Without fanfare, the sun rose, in answer to prayers made to it the preceding night. Slowly it hoisted its dull red expanse above the horizon, warming the topmost branches of the great rain-forest that surrounded the village. And the natives slept on...
Not all the natives. Already the Sweeper was out, cleaning the debris between huts with his twig broom. He slowly shuffled along, human-shaped but unutterably alien. The Sweeper's face was a stylized blank, as though nature had drawn there a preliminary sketch of intelligent life. His head was strangely knobbed and his skin was pigmented a dirty gray.

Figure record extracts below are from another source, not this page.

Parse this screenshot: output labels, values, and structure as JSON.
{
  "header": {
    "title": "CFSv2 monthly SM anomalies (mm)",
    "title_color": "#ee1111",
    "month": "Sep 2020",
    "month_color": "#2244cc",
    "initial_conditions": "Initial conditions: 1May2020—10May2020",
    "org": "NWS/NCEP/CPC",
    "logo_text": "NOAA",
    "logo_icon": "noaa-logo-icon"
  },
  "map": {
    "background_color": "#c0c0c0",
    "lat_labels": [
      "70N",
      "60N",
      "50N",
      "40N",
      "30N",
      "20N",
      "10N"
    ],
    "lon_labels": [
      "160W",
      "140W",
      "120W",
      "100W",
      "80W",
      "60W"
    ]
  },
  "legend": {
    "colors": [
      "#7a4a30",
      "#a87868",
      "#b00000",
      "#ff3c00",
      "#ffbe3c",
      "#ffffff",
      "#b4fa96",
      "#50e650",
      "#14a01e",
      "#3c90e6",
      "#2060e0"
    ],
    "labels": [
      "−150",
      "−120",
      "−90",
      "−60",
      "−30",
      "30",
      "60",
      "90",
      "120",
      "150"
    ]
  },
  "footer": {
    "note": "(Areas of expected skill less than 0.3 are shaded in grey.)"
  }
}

The Sweeper sang to himself as he swept, in a thick, guttural voice. In only one way was the Sweeper distinguishable from his fellow Lorayans: painted across his face was a broad black band. This was his mark of station, the lowest possible station in that primitive society.
"Now then," Professor Carver said, after the sun had arisen without incident, "a phenomenon such as you describe could not exist. And it most especially could not exist upon a debased, scrubby little planet like this."
"I saw what I saw," Fred maintained, "I don't know from impossible, Professor. I saw it. You want to pass it up, that's up to you."
He leaned against the gnarly bole of a stabicus tree, folded his arms across his meager chest and glowered at the thatch-roofed village. They had been on Loray for nearly two months and Fred detested the village more each day.
He was an underweight, unlovely young man and he wore his hair in a bristling crewcut which accentuated the narrowness of his brow. He had accompanied the professor for close to ten years, had journeyed with him to dozens of planets, and had seen many strange and wonderful things. Everything he saw, however, only increased his contempt for the Galaxy at large. He desired only to return, wealthy and famous, or wealthy and unknown, to his home in Bayonne, New Jersey.
"This thing could make us rich," Fred accused. "And you want to pass it up."